# HTML DOM, Javascript Question



## ct5098 (Dec 24, 2010)

I'm creating a web-based inventory management system for a computer repair store. I want to have the user click a button and create a form underneath the button. If I create the form via Javascript with createElement, appendChild, etc. will I be able to access the ids within the newly created form and provide client-side validation with Javascript? Right now I'm using AJAX to get the form from a PHP script where I just echo the HTML code; then I just use innerHTML to insert the code onto the page. I can't use Javascript to validate the form the way I do it now.


----------



## temp02 (Dec 24, 2010)

How about setting the default size of the Form to 0 (CSS height) and when the button is pressed the form is shown (height property removed or returned to default size, you could even animate the sucker if you want)?
As for the validation it has to occur in the server when the POST of the form is submited, you could validate it with javascript but some _smartguy_ could still submit "wrong" values.

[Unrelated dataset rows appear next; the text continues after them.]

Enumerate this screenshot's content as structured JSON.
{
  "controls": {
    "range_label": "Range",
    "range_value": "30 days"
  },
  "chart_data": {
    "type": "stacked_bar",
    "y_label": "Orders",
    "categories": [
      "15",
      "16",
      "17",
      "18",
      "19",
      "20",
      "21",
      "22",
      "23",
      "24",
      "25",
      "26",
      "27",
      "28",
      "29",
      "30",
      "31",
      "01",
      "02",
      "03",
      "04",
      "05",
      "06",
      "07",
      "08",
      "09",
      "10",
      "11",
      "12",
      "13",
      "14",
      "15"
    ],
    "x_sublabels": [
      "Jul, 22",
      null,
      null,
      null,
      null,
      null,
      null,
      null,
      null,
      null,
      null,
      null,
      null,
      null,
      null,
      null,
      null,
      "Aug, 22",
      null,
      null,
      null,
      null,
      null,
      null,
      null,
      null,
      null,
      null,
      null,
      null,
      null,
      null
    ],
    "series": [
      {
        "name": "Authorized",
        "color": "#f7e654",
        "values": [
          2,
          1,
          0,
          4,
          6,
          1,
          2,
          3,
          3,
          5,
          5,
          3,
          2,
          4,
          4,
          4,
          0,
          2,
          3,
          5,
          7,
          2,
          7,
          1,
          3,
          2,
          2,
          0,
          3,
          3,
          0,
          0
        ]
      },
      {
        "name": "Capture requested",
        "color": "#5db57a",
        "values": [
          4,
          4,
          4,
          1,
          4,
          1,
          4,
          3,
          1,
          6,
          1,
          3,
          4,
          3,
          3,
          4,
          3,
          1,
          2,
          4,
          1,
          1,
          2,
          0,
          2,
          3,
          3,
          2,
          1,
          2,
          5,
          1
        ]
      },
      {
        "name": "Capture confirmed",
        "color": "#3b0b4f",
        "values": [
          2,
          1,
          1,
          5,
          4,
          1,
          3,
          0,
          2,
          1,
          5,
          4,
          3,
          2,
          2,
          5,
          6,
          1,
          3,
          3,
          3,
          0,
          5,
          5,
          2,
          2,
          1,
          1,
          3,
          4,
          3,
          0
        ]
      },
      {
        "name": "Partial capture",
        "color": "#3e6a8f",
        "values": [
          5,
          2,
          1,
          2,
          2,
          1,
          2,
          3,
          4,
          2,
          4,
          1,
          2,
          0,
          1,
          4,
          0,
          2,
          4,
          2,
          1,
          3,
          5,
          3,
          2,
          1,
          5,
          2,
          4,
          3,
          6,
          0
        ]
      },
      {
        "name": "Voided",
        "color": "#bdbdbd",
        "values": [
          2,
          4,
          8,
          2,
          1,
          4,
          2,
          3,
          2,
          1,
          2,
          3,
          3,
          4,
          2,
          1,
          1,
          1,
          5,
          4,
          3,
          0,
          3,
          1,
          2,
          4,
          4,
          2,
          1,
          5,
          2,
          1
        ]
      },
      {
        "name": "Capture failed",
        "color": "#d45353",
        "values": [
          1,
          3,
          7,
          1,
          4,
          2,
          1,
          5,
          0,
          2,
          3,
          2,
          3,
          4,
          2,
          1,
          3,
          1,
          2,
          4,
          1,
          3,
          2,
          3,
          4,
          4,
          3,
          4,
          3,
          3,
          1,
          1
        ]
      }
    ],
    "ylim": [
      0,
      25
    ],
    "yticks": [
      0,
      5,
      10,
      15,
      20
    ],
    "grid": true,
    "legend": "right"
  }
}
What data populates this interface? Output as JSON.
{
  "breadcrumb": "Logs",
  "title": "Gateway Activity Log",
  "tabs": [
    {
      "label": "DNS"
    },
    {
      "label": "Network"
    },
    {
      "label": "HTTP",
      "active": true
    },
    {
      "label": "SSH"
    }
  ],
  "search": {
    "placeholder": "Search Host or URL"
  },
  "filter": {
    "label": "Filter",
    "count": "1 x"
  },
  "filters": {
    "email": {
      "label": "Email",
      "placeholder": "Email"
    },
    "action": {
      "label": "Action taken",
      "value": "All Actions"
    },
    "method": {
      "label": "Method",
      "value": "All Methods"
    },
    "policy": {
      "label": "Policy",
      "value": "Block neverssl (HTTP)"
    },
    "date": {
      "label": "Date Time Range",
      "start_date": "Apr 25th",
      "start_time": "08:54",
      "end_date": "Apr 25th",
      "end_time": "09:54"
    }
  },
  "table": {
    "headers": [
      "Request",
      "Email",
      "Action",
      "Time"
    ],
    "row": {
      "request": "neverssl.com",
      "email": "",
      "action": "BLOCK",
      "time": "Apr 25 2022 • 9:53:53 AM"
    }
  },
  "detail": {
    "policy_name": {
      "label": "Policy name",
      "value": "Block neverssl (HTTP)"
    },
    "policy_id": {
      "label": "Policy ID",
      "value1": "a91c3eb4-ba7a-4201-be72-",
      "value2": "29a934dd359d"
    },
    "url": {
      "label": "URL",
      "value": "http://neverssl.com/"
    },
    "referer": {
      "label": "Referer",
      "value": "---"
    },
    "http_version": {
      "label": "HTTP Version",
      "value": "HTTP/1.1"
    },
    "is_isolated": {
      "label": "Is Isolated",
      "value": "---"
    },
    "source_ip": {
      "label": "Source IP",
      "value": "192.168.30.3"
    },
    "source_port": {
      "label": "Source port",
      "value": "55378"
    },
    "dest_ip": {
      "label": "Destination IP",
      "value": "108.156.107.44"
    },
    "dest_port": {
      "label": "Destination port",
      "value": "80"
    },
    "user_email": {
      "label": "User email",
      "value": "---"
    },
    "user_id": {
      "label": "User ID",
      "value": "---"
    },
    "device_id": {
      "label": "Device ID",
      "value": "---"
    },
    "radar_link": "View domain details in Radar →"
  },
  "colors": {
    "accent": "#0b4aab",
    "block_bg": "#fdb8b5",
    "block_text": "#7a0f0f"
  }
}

Please note that it has been a while since I've messed with any web stuff .


----------



## ct5098 (Dec 24, 2010)

I was thinking of doing something with CSS, except with the visibility property. Wil this work if I just change the visibility of the form to hidden and then visible? I was only just starting to learn AJAX and I just wanted to use it to see how it would work.


----------



## temp02 (Dec 24, 2010)

AFAIK yes you can change the css "visibility" property to "hidden" or "visible" and the form should act accordingly.
It's easier this way, since it's just one or two lines of Javascript to show and hide the form.


----------



## ct5098 (Dec 24, 2010)

Ok, thanks for your help. I always try to do things the hard way


----------



## W1zzard (Dec 24, 2010)

if the form is static you should hide it via css visibility

if you need to generate its contents on user action, use ajax to generate the html code and insert it in appropriate position, this should update the DOM tree.

dont forget about server side validation. never ever trust the client with anything, it's incredibly easy to modify/remove/generate html and js code


personally i avoid js whereever possible or at least make sure there's a decent fallback for client without js enabled that makes sure everything stays usable


----------



## ct5098 (Dec 24, 2010)

Yes, the form is static. I am going to have to validate with PHP as well trio check the MySQL database to ensure no duplicate entries, etc. Thanks for the responses.


----------